First Impressions of Raise Your Goblets

I propose a toast! Would everyone raise your goblets to the wonders of modern board gaming. That we might have such wonderful, graspable, physical objects to play with is a testament to where this hobby has come too. Though it may make them seem even more like toys to an outside audience, we all know, deep down, that that is exactly what we wanted anyway. To modern board games!

Modern board games!

That’s right, drink deeply. Yes. Good…

Wait why aren’t you convulsing on the floor, scrabbling for – oh you switched the goblets round didn’t you? God damn it.

Raise Your Goblets

Raise Your Goblets is a fun little game about trying to poison someone at your dinner party. The undercooked chicken and out of date salmon moose will provide a cunning cover to the actual deadly poison you’ll slip into your target’s wine glass. Unfortunately, your scheming and hateful friends are also planning on doing something similar, each with a different target in mind. And yes, that means somewhere out there is a moulded plastic glass with your name on it.

Each of you has a private stash of gems representing wine, poison and antidote concealed behind your screen. You can drop one of these into another players glass, without them seeing, you can peek at your own glass to figure out just what concoction is brewing in there, and you can swap glasses with someone else.
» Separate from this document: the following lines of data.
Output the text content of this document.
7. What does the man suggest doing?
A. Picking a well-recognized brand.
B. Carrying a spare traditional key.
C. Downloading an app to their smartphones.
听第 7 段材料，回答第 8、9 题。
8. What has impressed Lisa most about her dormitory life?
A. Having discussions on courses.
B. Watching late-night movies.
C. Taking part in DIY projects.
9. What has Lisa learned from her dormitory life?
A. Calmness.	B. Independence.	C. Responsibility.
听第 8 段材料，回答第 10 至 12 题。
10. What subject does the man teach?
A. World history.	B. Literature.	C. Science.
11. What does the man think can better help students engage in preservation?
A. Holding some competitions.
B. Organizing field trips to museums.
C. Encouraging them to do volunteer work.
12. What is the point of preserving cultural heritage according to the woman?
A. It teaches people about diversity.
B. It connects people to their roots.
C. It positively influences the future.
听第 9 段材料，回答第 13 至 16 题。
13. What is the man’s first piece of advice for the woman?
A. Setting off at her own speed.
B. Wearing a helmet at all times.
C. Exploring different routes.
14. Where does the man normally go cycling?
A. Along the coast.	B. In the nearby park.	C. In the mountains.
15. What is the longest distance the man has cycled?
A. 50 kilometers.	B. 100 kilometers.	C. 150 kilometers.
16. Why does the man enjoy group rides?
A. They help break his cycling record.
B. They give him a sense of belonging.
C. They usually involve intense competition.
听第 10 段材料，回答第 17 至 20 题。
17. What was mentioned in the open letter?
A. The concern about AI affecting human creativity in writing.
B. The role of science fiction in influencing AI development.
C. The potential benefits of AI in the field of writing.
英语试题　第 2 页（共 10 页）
Once someone has used up all their wine beads, they can call a toast and you’ll all pretend to drink from the goblet in front of you by spilling it all out on the table and counting how much poison and antidote there is. Honestly, your table manners are appalling! Points are awarded for how much actual wine you’ve managed to drink, and for killing your target. Simple!

In many ways Raise Your Goblets is similar to card game Mascarade, albeit more expensive and for fewer players. But it’s also more ostentatious with those awesome wine goblets giving it a wonderful table presence. You do need to be careful of not accidentally looking in a glass as you add tokens or swap glasses or just sit up straight. But that gives you the excuse to lean luxuriously back in your chair as you play. In fact, Raise Your Goblets is probably the first game that deserves to be played from a chaise-long.

It’s a game supposedly of Machiavellian planning that is probably best played at high speed because so much can and will change between your turns. In fact, information is much harder to track here as so much is hidden, with little being revealed until the final whistle. I feel like it’s a game to play fast and loose, and to have a laugh with. And you know what some dinner parties end up like: multiple rounds of toasts in a row!